What I remember most about their garden, though, are the strawberries. Rows and rows of bright, red strawberries. Sometimes, when we'd sleep over at gramma's house she'd serve up a bowl of those bad boys for breakfast. Strawberries, a splash of milk and a sprinkle of sugar. But most of the time I'd park my bony 8-year-old ass on the lawn next to a row of the berries and just go to town. Heaven.
The strawberry flavor has been whored out to everything from licorice to Pop Tarts and shampoo and, as a result, has been so bastardized that I'm willing to bet a good 80% of folks don't even remember the real flavor of a strawberry. In fact, most of the strawberry items you purchase don't even contain real strawberry, just a creepy concoction of vowel-less ingredients (read: chemicals) you can't pronounce.
When's the last time you bit into a garden strawberry? Not one of those mutated, fist-sized jobs shilled at grocery stores. That deformity of nature is an overly sweet, watery, pale imitation of the tangy berries that pushed their way up through the earth in Gramma's backyard. What I mean is, when's the last time you tasted a berry fresh off someone's vine? A petite, flavor-packed, zingy home-grown number?

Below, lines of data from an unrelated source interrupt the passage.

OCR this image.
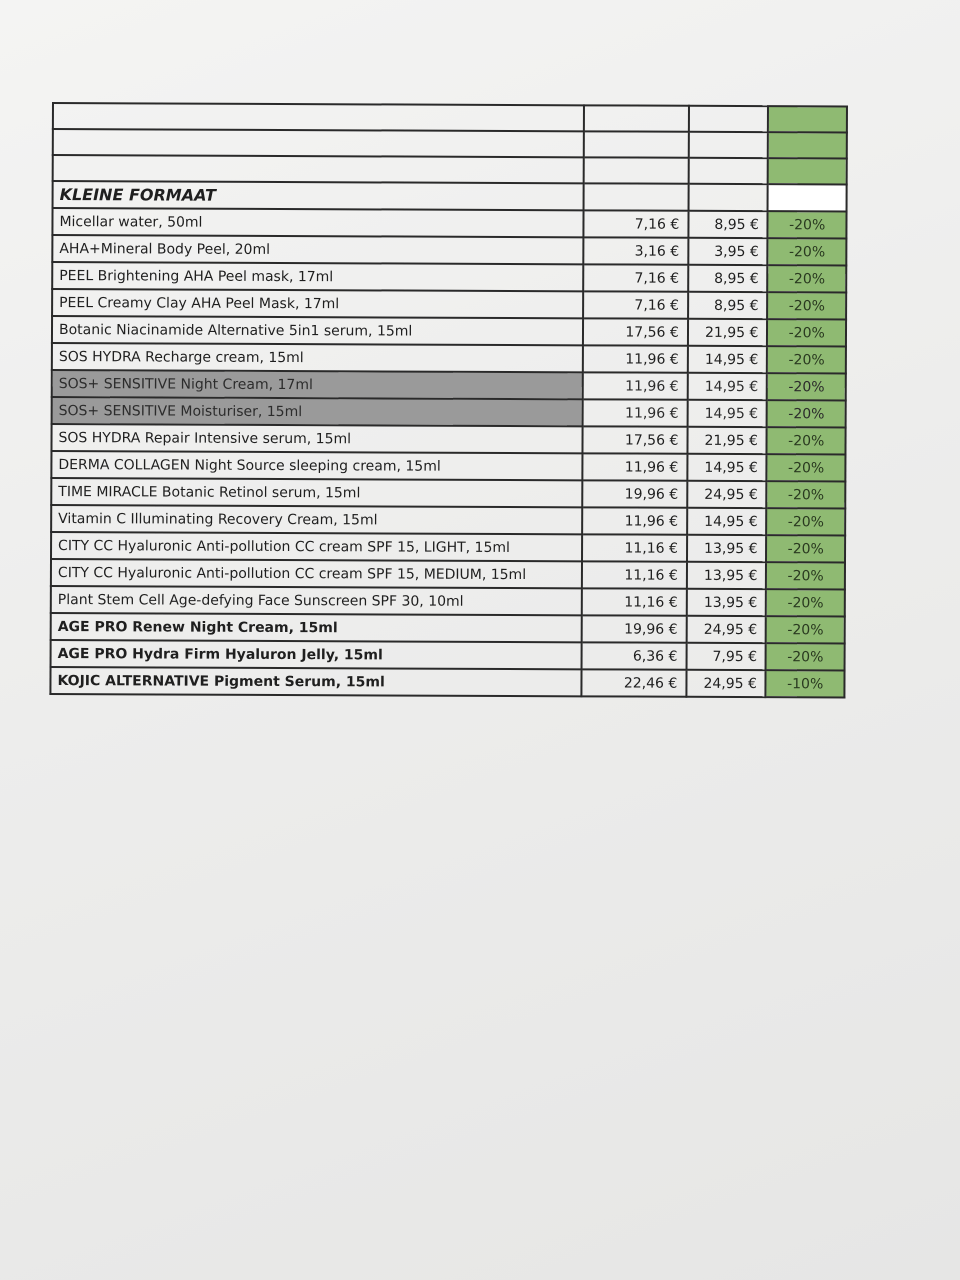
KLEINE FORMAAT			
Micellar water, 50ml	7,16 €	8,95 €	-20%
AHA+Mineral Body Peel, 20ml	3,16 €	3,95 €	-20%
PEEL Brightening AHA Peel mask, 17ml	7,16 €	8,95 €	-20%
PEEL Creamy Clay AHA Peel Mask, 17ml	7,16 €	8,95 €	-20%
Botanic Niacinamide Alternative 5in1 serum, 15ml	17,56 €	21,95 €	-20%
SOS HYDRA Recharge cream, 15ml	11,96 €	14,95 €	-20%
SOS+ SENSITIVE Night Cream, 17ml	11,96 €	14,95 €	-20%
SOS+ SENSITIVE Moisturiser, 15ml	11,96 €	14,95 €	-20%
SOS HYDRA Repair Intensive serum, 15ml	17,56 €	21,95 €	-20%
DERMA COLLAGEN Night Source sleeping cream, 15ml	11,96 €	14,95 €	-20%
TIME MIRACLE Botanic Retinol serum, 15ml	19,96 €	24,95 €	-20%
Vitamin C Illuminating Recovery Cream, 15ml	11,96 €	14,95 €	-20%
CITY CC Hyaluronic Anti-pollution CC cream SPF 15, LIGHT, 15ml	11,16 €	13,95 €	-20%
CITY CC Hyaluronic Anti-pollution CC cream SPF 15, MEDIUM, 15ml	11,16 €	13,95 €	-20%
Plant Stem Cell Age-defying Face Sunscreen SPF 30, 10ml	11,16 €	13,95 €	-20%
AGE PRO Renew Night Cream, 15ml	19,96 €	24,95 €	-20%
AGE PRO Hydra Firm Hyaluron Jelly, 15ml	6,36 €	7,95 €	-20%
KOJIC ALTERNATIVE Pigment Serum, 15ml	22,46 €	24,95 €	-10%
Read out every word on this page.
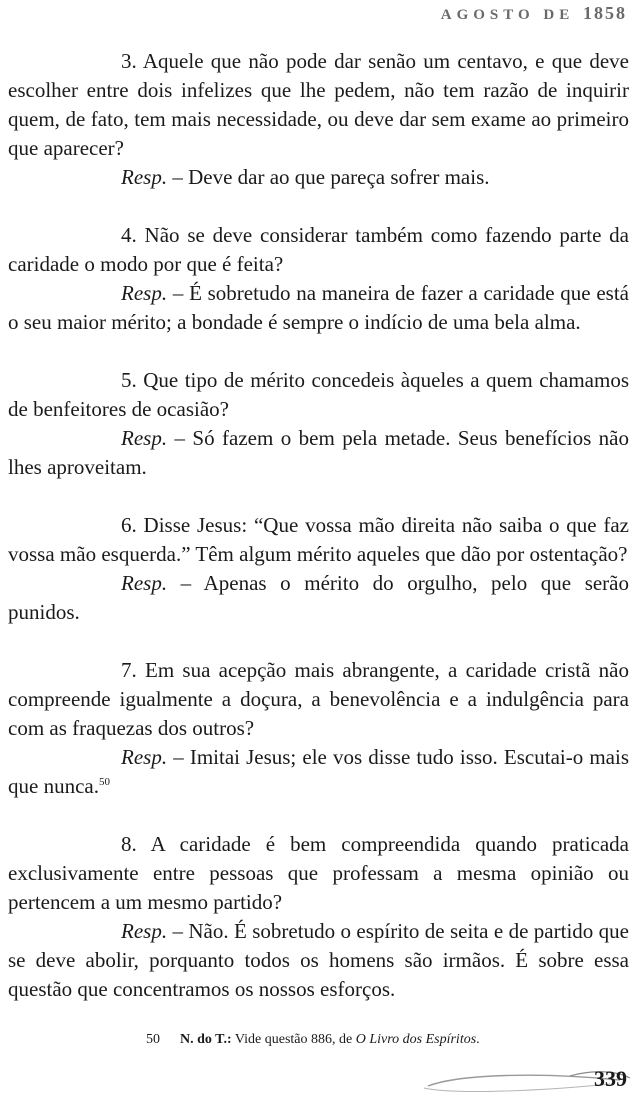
AGOSTO DE 1858

3. Aquele que não pode dar senão um centavo, e que deve escolher entre dois infelizes que lhe pedem, não tem razão de inquirir quem, de fato, tem mais necessidade, ou deve dar sem exame ao primeiro que aparecer?

Resp. – Deve dar ao que pareça sofrer mais.

4. Não se deve considerar também como fazendo parte da caridade o modo por que é feita?

Resp. – É sobretudo na maneira de fazer a caridade que está o seu maior mérito; a bondade é sempre o indício de uma bela alma.

5. Que tipo de mérito concedeis àqueles a quem chamamos de benfeitores de ocasião?

Resp. – Só fazem o bem pela metade. Seus benefícios não lhes aproveitam.

6. Disse Jesus: “Que vossa mão direita não saiba o que faz vossa mão esquerda.” Têm algum mérito aqueles que dão por ostentação?

Resp. – Apenas o mérito do orgulho, pelo que serão punidos.

7. Em sua acepção mais abrangente, a caridade cristã não compreende igualmente a doçura, a benevolência e a indulgência para com as fraquezas dos outros?

Resp. – Imitai Jesus; ele vos disse tudo isso. Escutai-o mais que nunca.$^{50}$

8. A caridade é bem compreendida quando praticada exclusivamente entre pessoas que professam a mesma opinião ou pertencem a um mesmo partido?

Resp. – Não. É sobretudo o espírito de seita e de partido que se deve abolir, porquanto todos os homens são irmãos. É sobre essa questão que concentramos os nossos esforços.

50 N. do T.: Vide questão 886, de O Livro dos Espíritos.
339
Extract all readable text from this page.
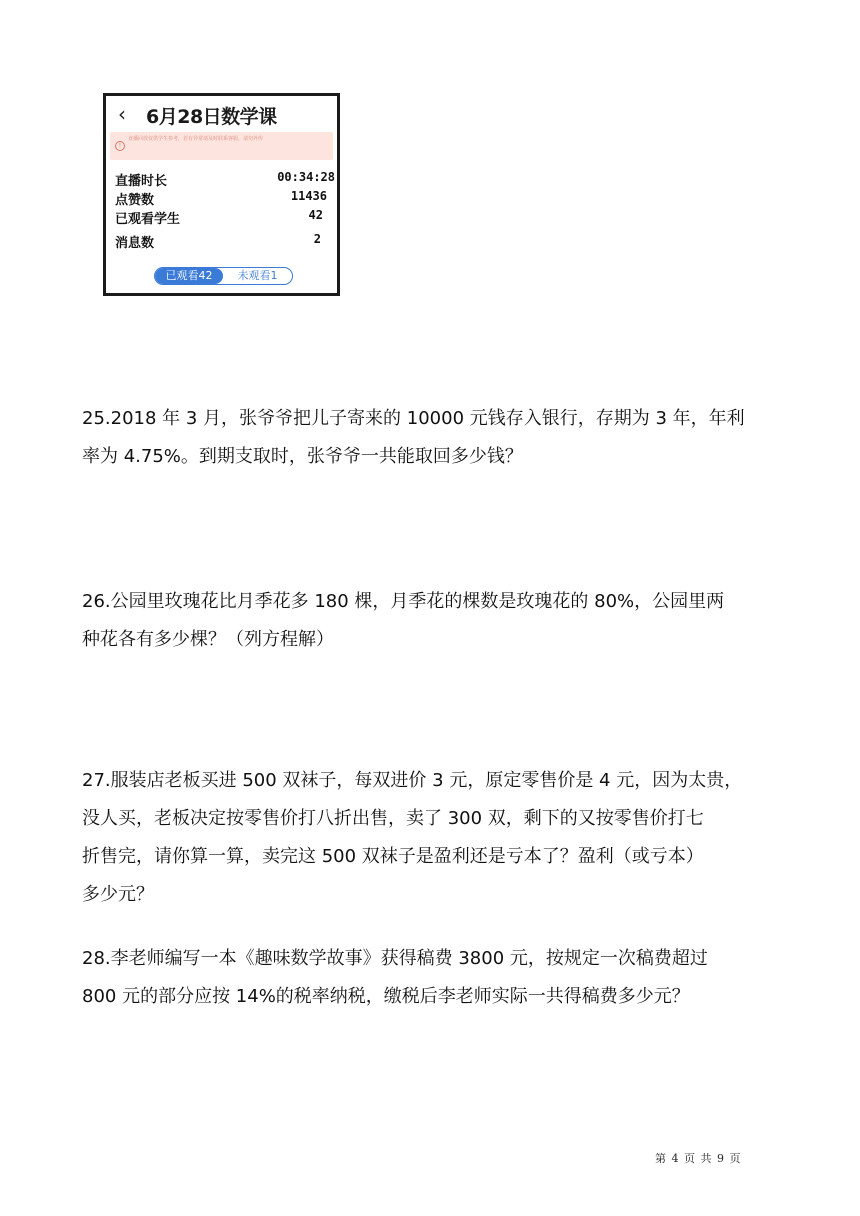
‹ 6月28日数学课
!
直播回放仅供学生参考，若有异常请及时联系客服，请勿外传
直播时长	00:34:28
点赞数	11436
已观看学生	42
消息数	2
已观看42	未观看1
25.2018 年 3 月，张爷爷把儿子寄来的 10000 元钱存入银行，存期为 3 年，年利
率为 4.75%。到期支取时，张爷爷一共能取回多少钱？
26.公园里玫瑰花比月季花多 180 棵，月季花的棵数是玫瑰花的 80%，公园里两
种花各有多少棵？（列方程解）
27.服装店老板买进 500 双袜子，每双进价 3 元，原定零售价是 4 元，因为太贵，
没人买，老板决定按零售价打八折出售，卖了 300 双，剩下的又按零售价打七
折售完，请你算一算，卖完这 500 双袜子是盈利还是亏本了？盈利（或亏本）
多少元？
28.李老师编写一本《趣味数学故事》获得稿费 3800 元，按规定一次稿费超过
800 元的部分应按 14%的税率纳税，缴税后李老师实际一共得稿费多少元？
第 4 页 共 9 页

And so it is with most fruits and vegetables these days. They're bloated, watery versions of their former selves. Kind of like Elvis at the end. Who would you rather see in concert? Bloated, sweaty Elvis or the young, gorgeous badass whose slight tweak of the knee heralded a goddamn tsunami of worldwide adoration? I'm going with young Elvis and Gramma's strawberries every fucking time.

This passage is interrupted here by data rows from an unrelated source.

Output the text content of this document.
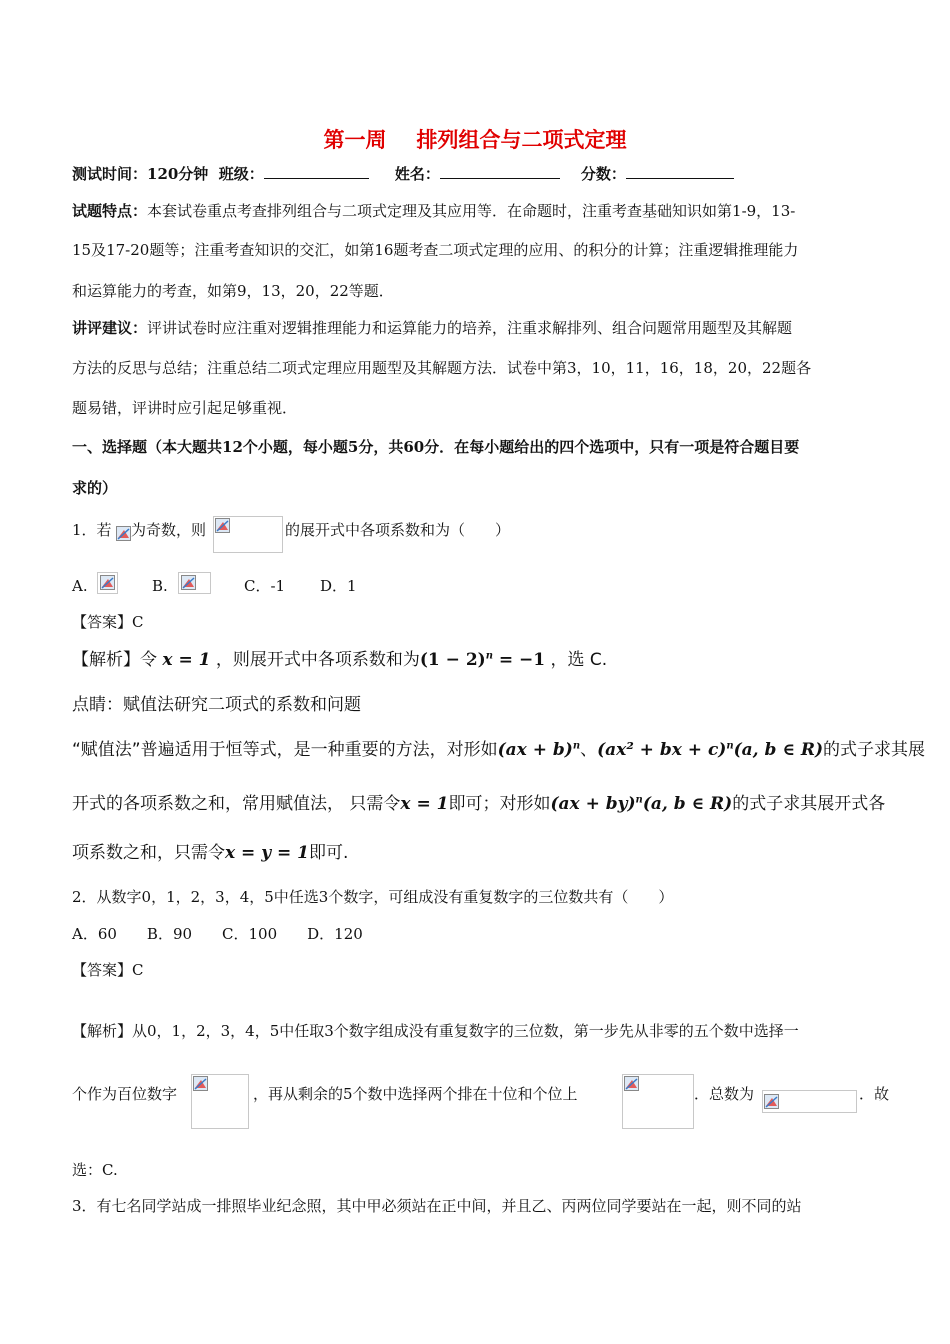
第一周 排列组合与二项式定理
测试时间：120分钟 班级：	姓名：	分数：
试题特点：本套试卷重点考查排列组合与二项式定理及其应用等．在命题时，注重考查基础知识如第1-9，13-
15及17-20题等；注重考查知识的交汇，如第16题考查二项式定理的应用、的积分的计算；注重逻辑推理能力
和运算能力的考查，如第9，13，20，22等题．
讲评建议：评讲试卷时应注重对逻辑推理能力和运算能力的培养，注重求解排列、组合问题常用题型及其解题
方法的反思与总结；注重总结二项式定理应用题型及其解题方法．试卷中第3，10，11，16，18，20，22题各
题易错，评讲时应引起足够重视．
一、选择题（本大题共12个小题，每小题5分，共60分．在每小题给出的四个选项中，只有一项是符合题目要
求的）
1．若 为奇数，则	的展开式中各项系数和为（　　）
A.	B.	C．-1 D．1
【答案】C
【解析】令 x = 1 ，则展开式中各项系数和为$(1 - 2)^n = -1$ ，选 C.
点睛：赋值法研究二项式的系数和问题
“赋值法”普遍适用于恒等式，是一种重要的方法，对形如(ax + b)$^n$、(ax² + bx + c)$^n$(a, b ∈ R)的式子求其展
开式的各项系数之和，常用赋值法， 只需令x = 1即可；对形如(ax + by)$^n$(a, b ∈ R)的式子求其展开式各
项系数之和，只需令x = y = 1即可.
2．从数字0，1，2，3，4，5中任选3个数字，可组成没有重复数字的三位数共有（　　）
A．60　　B．90　　C．100　　D．120
【答案】C
【解析】从0，1，2，3，4，5中任取3个数字组成没有重复数字的三位数，第一步先从非零的五个数中选择一
个作为百位数字	，再从剩余的5个数中选择两个排在十位和个位上	．总数为	．故
选：C.
3．有七名同学站成一排照毕业纪念照，其中甲必须站在正中间，并且乙、丙两位同学要站在一起，则不同的站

I guess memories of Gramma's garden are what inspired dreams about planting my own garden. There's just something so fabulously primitive about stepping out your backdoor, plucking an onion from your earth along with a jalapeno and a red pepper and whipping up an omelet generously sprinkled with your own cilantro. Now I just need some chickens...
This red onion is on the small side because SOMEONE got a little too excited and pulled him out of the ground early. Someone may or may not have incriminating dirt on their face and hands. I can't blame her, though. We planted these bulbs together back in April and she's been excitedly waiting to see what happens ever since.
Everything just tastes superior, the way it was meant to taste. Eating food you grow yourself is powerful, but, truly, the most mind-blowing aspect of gardening, at least for me, is to plant a seed or bulb in the ground and watch it grow. This tiny seed turned into this? It's magic.
Seeing these tomatoes and peppers popping into existence seemingly overnight makes me feel like Tom Hanks in that scene from Castaway when he finally gets a fire going. Except instead of fire, I created food.
LOOK WHAT I HAVE CREATED! I HAVE MADE FOOD. I. HAVE. MADE. FOOD.
Although we've grown some tomatoes, peppers and a few herbs in little plots of dirt in the various homes we've rented, we have never full-on squared off and tilled up a good bit of earth for a garden. So this is my first, real garden. Henry's too.
I must admit, it's a steep learning curve. I didn't realize how big zucchini bushes get so they're totally creeping on the eggplant I planted too close like horny fraternity boys circling the hottest chicks at the party, but, like most chicks who know they're hot, the eggplants are fending off the zucchini nicely. I planted too many onions, but I can always share the bounty with neighbors. But all this fine-tuning after each year's harvest is part of the fun. Next year: more broccoli, less onions. And fruit. Blueberries, raspberries and, of course, strawberries.
The most important part? We're having fun. Violet and Henry helped plant everything, they're with me when I weed and water each day and now they're seeing how it all works as we welcome each new vegetable into the garden. "Mom! Lookit the baby zucchinis! So cute! Mama! I found another tomato! When will they turn red? Can we eat them yet?"
Henry helps tie up a tomato plant as Max looks on:
Are you into gardening? What's your favorite thing to grow? What can you never get to grow?